Volkswagen will laut Betriebsrat Werke schließen

Vor nächster Tarifverhandlungsrunde werden Sparpläne bei VW konkreter. IG Metall mobilisiert dagegen

  • Stephan Krull
  • Lesedauer: 5 Min.
Tausende Beschäftigte bei VW bangen um ihre Jobs und Löhne.
Tausende Beschäftigte bei VW bangen um ihre Jobs und Löhne.

Am Montag platzte die Bombe: Der VW-Konzern will laut Betriebsratschefin Daniela Cavallo drei Werke schließen, besonders gefährdet ist das Werk in Osnabrück. Neben einem massiven Personalabbau drohten zudem Entgeltverluste »in Richtung 20 Prozent«, wie es in einer betriebsinternen Mitteilung heißt, die »nd« vorliegt. Das sei »kein Säbelrasseln in der Haustarifrunde«, warnt der Betriebsrat. Als »Kampfansage von historischem Ausmaß« bezeichnet er das Vorgehen des Managements.

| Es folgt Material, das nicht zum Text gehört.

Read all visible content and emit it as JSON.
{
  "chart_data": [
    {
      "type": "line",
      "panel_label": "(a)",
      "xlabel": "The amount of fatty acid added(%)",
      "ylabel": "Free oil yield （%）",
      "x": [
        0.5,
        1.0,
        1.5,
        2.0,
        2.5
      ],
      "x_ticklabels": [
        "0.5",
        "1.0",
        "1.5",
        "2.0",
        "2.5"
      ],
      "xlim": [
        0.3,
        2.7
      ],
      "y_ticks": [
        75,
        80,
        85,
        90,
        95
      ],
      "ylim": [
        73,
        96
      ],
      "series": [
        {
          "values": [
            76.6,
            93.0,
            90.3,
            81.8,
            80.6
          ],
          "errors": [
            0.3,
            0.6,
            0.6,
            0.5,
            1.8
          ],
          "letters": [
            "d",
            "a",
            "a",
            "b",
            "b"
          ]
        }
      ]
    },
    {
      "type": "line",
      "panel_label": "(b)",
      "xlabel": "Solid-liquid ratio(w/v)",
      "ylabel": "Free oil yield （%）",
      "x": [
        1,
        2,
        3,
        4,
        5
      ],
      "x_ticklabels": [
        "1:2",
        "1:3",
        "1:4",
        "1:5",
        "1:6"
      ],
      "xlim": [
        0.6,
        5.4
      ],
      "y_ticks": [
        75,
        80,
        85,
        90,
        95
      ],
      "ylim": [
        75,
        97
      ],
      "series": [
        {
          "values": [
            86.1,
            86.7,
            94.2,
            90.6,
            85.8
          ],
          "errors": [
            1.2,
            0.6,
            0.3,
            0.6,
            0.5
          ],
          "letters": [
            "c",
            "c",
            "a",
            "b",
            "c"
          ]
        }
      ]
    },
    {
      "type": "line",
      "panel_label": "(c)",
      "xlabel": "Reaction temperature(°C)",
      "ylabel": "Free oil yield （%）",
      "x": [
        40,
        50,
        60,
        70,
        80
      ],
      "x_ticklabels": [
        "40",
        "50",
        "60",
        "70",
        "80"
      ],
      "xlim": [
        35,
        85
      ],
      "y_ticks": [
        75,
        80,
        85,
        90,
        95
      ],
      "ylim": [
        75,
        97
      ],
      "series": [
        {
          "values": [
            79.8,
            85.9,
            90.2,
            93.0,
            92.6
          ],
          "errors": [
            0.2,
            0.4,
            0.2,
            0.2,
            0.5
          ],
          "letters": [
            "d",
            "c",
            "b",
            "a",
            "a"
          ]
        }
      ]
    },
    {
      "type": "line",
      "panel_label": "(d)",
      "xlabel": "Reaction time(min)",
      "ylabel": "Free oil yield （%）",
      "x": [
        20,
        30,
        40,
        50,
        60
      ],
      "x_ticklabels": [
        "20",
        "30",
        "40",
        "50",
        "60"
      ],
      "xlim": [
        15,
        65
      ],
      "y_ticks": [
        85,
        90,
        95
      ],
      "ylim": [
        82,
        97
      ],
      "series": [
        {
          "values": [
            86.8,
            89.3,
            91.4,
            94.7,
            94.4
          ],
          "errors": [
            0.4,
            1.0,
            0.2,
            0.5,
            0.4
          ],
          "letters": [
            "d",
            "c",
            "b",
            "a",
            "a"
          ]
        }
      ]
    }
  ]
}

Anfang September hatte der Vorstand den Weg für mögliche Werksschließungen und Massenentlassungen freigemacht. Der Haustarifvertrag, der für über 100.000 Beschäftigte in den Werken von VW in Wolfsburg, Braunschweig, Salzgitter, Kassel, Hannover und Emden gilt, wurde gekündigt. Ähnliche ebenfalls gekündigte Verträge gibt es für die Standorte in Zwickau, Chemnitz, Dresden und Osnabrück. Am Mittwoch gehen die Verhandlungen über neue Verträge in die zweite Runde.

Ein historischer Tabubruch im Konzern. Der Ausschluss betriebsbedingter Kündigungen und die unbefristete Übernahme von ausgebildeten jungen Menschen sind seit 1994 vertraglich abgesichert. Ebenfalls gekündigt wurde eine Vereinbarung zur übertariflichen Vergütung hochqualifizierter Expert*innen und die Aufzahlung für Leiharbeiter*innen.

Erstmals seit mehr als 30 Jahren werden durch Androhung von Lohnkürzungen, Massenentlassungen und Werksschließungen wieder Abstiegs- und Existenzängste unter den Arbeiter*innen verbreitet. Die Spaltung der Belegschaften innerhalb der Werke und zwischen den Werken ist im Vorgehen des Managements angelegt und wohl beabsichtigt.

Die Beschäftigten reagierten wütend auf diesen Tabubruch und unterstützten bei Betriebsversammlungen und ersten Kundgebungen den Betriebsrat und die IG Metall. Dort riefen sie in Richtung des Managements: »Wir sind Volkswagen – ihr seid es nicht!«

Auf die Bedeutung von Solidarität weist die IG Metall hin. »Arbeitgeber, Unternehmensverbände und Betriebsspitzen versuchen landauf, landab einen Keil in die Belegschaft zu treiben. Wir sagen: Die Hunderttausenden Kolleginnen und Kollegen der Metall- und Elektroindustrie sowie bei Volkswagen halten zusammen«, so Thorsten Gröger, Bezirksleiter und Verhandlungsführer der IG Metall. »Sollte VW am Mittwoch seinen dystopischen Weg bestätigen, muss der Vorstand mit den entsprechenden Konsequenzen unsererseits rechnen«, warnte Gröger am Montag.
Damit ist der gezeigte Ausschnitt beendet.